Legend of Fae is a superb match-3 puzzle game with a great blend of real-time RPG action
You’d think that there’s only so much a young girl can take in at once, yet it would appear that Legend of Fae‘s heroine Claudia is ready to open her mind to anything. Left on her own and surrounded by bizarre creatures that only she can see, it’s no wonder that she’s going out of her way to find some answers.
Thanks to Claudia’s story, Legend of Fae turns out to be one of the most enjoyable Bejeweled-style match-3 games we’ve played. There is so much content and depth, all melded together with gorgeous pixel-art graphics to provide non-stop exciting puzzle action. It’s impossible not to be enthralled throughout, with enemies to fight and secrets to uncover.
Claudia Bernard is born with a weakening disease, and although the doctors are able to keep her fit, she still needs a walking stick to balance on her impaired leg. Her parents are incredibly busy and don’t have the time to look after her, so she is sent overseas to live with her uncle on Sea Cross Island.
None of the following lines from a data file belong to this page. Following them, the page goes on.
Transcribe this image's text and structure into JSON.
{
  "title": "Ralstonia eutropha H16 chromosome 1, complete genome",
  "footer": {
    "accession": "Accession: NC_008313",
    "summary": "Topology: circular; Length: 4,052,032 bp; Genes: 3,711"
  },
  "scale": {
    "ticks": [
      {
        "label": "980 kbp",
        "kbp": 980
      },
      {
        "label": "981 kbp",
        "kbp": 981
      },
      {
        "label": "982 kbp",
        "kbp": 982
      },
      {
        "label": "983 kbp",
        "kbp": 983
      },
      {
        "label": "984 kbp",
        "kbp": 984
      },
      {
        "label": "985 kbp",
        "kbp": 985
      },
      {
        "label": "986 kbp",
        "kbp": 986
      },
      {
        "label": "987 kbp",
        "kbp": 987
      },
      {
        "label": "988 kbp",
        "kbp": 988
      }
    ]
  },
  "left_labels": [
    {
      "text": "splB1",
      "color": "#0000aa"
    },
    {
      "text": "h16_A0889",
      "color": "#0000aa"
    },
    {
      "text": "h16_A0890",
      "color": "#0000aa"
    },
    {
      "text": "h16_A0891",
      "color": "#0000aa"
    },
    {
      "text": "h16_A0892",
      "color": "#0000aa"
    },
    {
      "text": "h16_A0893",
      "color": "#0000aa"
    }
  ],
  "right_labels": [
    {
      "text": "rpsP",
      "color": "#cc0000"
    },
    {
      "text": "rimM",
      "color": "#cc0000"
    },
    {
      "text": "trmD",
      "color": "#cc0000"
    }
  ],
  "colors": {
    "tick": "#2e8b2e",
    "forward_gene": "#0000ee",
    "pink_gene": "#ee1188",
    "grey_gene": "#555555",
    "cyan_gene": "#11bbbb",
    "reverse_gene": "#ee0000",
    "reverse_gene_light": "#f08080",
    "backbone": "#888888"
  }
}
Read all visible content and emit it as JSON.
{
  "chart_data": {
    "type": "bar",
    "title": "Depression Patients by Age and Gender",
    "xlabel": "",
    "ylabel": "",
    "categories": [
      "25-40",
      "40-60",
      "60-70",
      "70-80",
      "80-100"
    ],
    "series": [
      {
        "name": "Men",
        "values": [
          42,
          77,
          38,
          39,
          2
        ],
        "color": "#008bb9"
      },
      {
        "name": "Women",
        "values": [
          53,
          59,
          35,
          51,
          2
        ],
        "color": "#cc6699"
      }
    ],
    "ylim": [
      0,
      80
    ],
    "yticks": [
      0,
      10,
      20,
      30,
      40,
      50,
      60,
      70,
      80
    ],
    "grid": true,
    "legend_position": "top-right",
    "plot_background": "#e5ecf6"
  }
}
A master in mechanical craftsmanship, Uncle teaches Claudia his ways and she soon becomes very clever indeed. One morning, however, she wakes up to find him missing, with just a book, a mysterious lantern and a note telling her to escape from the island. She sets off to find her uncle, but soon stumbles across the Fae, a bunch of elemental fairies who grant her special powers.
Legend of Fae is split into two sections – gather mode and attack mode. Move to the bottom half of the action, and you can take part in some gem matching, earning powers and spells. Once enough have been gathered, you then jump to the top and use each separate magic spell to fend off enemies and obstacles.
There are four main elemental powers – fire, wind, water and earth – and each has a strength and a weakness against another type. For example, if you are up against a fiery beast, using your water fairy will cause a critical hit. It’s all very tactical, as you search frantically on the match-3 panel for a specific gem type to cast.
This is only the basics, however. Legend of Fae is in fact a seriously deep game, with so much to consider. Mind gems must be matched to cure blindness effects, while poison can be removed by matching certain gems. Purple gems can be used to defend yourself from incoming attacks, and you’ll also need to watch your health bar to make sure Claudia doesn’t come a cropper.
On top of that, you have collectible parts that can be used to upgrade your Fae powers, and gems that reveal pages in your tome book. There’s also a combo system in place that rewards more points based on how many matches you make in a row. Elementals don’t just fight either – each has defensive powers that can be applied directly to Claudia.
We could go on and on, as there is just so much depth, with new enemy types and special situations, leading to different tactics being required. One level you’ll be surging forward to a specific point, while other times you’re in a defensive stance with enemies constantly coming in your direction.
The action is always exciting, and looks gorgeous to boot, with great pixel art and gorgeous locations. The main story is rather length too, taking several hours to plough your way through to the very end. Even once you’ve helped Claudia save the day, there are expert scores to go back and obtain.
Our only real criticism is that the going can get a little tough later on during play. Sometimes you’ll need specific elements to take down certain enemies, and if barely any of those gem types are present in your gather grid, it can take a while to match enough other gems so that these types fall down into play. Yet to combat this, you can set the game to Easy mode, during which health is barely an issue – hence, it’s not exactly a huge problem.
Legend of Fae is a highly enjoyable match-3-cum-RPG that we recommend anyone with an interesting is block-matching should check out. Make sure you at the very least check out the demo.